L’avenir incertain de 0G Labs
Le piratage du compte X et l’exposition publique des griefs communautaires créent un moment de vérité pour 0G Labs. L’équipe peut soit choisir de restaurer la confiance en publiant une transparence complète sur la distribution réelle, en compensant équitablement les participants lésés, et en s’engageant publiquement à des standards éthiques stricts. Soit continuer sur la voie actuelle et risquer de devenir le prochain cas d’école de projet crypto s’effondrant suite à la perte de confiance communautaire.
Les comparaisons avec Mantra sont particulièrement lourdes de sens. Mantra (OM) a vu son token s’effondrer de 99% après que les pratiques opaques de l’équipe ont été exposées, détruisant des centaines de millions de dollars de valeur et ruinant la réputation du projet de manière permanente . 0G Labs risque une trajectoire similaire si la controverse actuelle n’est pas résolue de manière satisfaisante et transparente.

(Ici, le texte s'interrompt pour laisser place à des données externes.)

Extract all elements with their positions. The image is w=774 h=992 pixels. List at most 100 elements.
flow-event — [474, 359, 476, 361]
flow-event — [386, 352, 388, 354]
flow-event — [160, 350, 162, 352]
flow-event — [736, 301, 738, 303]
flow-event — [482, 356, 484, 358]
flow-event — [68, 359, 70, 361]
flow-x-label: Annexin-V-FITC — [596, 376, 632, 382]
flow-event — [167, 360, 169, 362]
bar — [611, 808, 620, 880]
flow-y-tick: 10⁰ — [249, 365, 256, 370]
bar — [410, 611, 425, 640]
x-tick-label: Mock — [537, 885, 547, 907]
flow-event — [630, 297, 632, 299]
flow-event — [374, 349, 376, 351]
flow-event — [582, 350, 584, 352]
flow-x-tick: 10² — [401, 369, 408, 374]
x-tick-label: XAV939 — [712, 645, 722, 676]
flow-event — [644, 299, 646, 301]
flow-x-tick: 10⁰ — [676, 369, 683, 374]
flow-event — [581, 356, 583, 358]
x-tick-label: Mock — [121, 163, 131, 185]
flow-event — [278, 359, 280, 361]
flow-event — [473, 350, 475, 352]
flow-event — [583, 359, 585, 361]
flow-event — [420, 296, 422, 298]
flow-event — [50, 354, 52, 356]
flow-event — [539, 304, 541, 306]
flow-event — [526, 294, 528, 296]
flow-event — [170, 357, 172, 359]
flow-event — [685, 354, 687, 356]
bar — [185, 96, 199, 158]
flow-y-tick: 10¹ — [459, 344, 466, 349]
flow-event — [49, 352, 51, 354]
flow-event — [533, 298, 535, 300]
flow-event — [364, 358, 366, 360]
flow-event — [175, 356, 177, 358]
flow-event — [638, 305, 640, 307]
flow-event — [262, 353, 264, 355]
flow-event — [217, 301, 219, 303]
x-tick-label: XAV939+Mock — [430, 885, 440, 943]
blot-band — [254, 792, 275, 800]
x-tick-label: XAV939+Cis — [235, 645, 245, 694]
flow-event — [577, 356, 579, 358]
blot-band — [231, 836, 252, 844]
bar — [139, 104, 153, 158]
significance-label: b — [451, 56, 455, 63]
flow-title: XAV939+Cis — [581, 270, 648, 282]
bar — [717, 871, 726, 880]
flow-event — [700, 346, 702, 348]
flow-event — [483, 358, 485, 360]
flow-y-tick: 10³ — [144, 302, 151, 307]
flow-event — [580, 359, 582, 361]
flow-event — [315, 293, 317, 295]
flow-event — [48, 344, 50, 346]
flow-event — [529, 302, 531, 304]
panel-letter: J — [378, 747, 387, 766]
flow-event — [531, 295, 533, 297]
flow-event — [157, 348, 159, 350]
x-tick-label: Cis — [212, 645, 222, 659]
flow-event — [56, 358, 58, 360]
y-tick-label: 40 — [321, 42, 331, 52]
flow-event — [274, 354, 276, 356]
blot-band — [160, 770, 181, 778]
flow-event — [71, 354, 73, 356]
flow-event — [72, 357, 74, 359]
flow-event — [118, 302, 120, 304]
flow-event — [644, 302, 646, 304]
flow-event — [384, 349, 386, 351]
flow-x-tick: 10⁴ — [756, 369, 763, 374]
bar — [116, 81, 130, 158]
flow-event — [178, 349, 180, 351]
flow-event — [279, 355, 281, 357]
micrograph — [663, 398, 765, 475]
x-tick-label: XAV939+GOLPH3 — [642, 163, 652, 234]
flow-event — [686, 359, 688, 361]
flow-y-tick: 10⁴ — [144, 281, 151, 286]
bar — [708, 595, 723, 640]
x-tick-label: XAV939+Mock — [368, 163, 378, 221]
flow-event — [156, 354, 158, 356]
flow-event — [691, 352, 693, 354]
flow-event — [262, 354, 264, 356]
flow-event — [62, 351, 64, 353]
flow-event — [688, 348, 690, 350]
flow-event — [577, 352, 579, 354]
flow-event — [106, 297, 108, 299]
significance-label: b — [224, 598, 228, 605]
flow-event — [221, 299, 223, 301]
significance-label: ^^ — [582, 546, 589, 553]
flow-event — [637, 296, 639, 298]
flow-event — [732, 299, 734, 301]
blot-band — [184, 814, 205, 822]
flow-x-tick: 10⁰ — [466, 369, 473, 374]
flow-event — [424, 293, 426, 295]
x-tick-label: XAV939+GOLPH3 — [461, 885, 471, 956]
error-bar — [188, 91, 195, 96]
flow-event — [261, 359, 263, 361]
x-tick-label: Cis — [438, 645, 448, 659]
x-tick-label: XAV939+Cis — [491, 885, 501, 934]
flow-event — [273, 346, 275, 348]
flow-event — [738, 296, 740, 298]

Le hashtag #ogscam qui circule maintenant sur les réseaux sociaux crypto pourrait devenir une marque indélébile, empêchant toute adoption future même si le projet possède une technologie sous-jacente valable . Dans l’écosystème crypto où la réputation est primordiale, perdre la confiance de la communauté équivaut souvent à une condamnation à mort commerciale.
Pour les observateurs français de l’écosystème crypto, le cas 0G Labs rappelle l’importance cruciale de la diligence raisonnable, de l’exigence de transparence, et de l’écoute des signaux d’alarme émis par les analystes critiques. La promesse de gains rapides via airdrops ne doit jamais justifier l’acceptation de pratiques opaques ou la remise de données personnelles sans garanties solides.